The California Oil Lobby was also the biggest spender in the 2015-16 legislative session, spending an amazing $36.1 million on lobbying over the two-year period. Big Oil spending last session amounted to $1.5 million per month — nearly $50,000 per day.
In addition, Jerry Brown has received over $9.8 million from oil companies, gas companies and utilities since he ran for his third term as governor, according to Consumer Watchdog. For more information on Governor Brown and his so-called "green" policies, see: http://www.consumerwatchdog.org/sites/default/files/2017-09/how_green_is_brown.pdf
Second, it's a fact that Governor Jerry Brown has already done in state waters what Trump wants to do in federal waters — expand offshore oil drilling. That’s right — Brown’s regulators have approved 238 NEW offshore oil wells in state waters under existing leases, an increase of 17 percent since 2012, according to analysis by the nonprofit FracTracker Alliance.

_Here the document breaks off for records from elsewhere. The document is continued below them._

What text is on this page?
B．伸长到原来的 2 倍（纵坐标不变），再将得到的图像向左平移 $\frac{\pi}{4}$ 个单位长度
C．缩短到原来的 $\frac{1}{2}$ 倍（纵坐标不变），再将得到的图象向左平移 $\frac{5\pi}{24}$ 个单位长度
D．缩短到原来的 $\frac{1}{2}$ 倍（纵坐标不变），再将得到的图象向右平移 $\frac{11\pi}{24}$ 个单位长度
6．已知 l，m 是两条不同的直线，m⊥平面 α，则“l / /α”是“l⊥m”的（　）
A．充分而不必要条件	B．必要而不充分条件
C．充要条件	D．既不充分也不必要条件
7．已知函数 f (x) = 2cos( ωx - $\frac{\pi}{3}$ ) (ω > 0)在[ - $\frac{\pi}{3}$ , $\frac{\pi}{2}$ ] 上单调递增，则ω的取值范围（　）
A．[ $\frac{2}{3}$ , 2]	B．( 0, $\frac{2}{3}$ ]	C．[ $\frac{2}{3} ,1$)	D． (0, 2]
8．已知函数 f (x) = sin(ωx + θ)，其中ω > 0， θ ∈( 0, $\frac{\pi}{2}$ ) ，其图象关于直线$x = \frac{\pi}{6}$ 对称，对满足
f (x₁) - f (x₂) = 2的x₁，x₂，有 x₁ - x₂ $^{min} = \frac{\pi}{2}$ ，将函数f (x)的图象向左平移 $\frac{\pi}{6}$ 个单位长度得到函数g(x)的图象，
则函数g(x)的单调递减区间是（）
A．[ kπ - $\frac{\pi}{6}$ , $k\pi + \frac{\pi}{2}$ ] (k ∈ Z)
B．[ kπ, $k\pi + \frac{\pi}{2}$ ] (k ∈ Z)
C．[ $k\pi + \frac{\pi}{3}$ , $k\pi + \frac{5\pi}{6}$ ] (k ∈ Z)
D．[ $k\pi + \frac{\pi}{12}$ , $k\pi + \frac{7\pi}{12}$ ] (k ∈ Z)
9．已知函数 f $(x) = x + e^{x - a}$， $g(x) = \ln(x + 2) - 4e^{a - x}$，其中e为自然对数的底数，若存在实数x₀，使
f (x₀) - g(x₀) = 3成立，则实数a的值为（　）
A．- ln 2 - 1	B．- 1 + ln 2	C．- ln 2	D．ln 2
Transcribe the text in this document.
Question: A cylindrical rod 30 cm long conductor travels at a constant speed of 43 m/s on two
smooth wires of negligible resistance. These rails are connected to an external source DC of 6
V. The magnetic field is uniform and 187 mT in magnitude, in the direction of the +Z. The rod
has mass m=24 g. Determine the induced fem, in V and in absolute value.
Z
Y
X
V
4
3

According to the Fracktracker Alliance:
"FracTracker Alliance reviewed the data published by DOGGR on permitted offshore wells. (DOGGR refers to the Division of Oil, Gas, & Geothermal Resources, which regulates drilling in CA). Using API identification numbers as a timeline, we actually find that it is likely that 238 wells have been drilled offshore since the start of 2012. The DOGGR database only lists “spud” (drilling) and completion dates for 71 – a mere 1.3% of the 5,435 total offshore wells. DOGGR reports that 1,366 offshore wells are currently active production wells. It must be noted that these numbers are only estimations, since operators have a 2-year window to drill wells after receiving a permit and API number.
Using these methods of deduction, we find that since the beginning of 2012 the majority of offshore wells have been drilled offshore of Los Angeles County in the Wilmington Oil Field (204 in total); followed by 25 offshore in the Huntington Beach field; 7 in the West Montalvo field offshore of Ventura County, and 1 in the Belmont field, also offshore of Ventura County. Additionally, the Center for Biological Diversity reports that at least 200 of the wells off California’s coast have been hydraulically fractured."
The FracTacker Alliance report is available here: https://www.fractracker.org/2017/02/more-offshore-drilling-ca/
Again, no other organization has spent more money than the oil industry in its spending on lobbying California officials than the oil industry. There is nobody, including the oil industry itself, that could possibly dispute this. The financial data speaks for itself.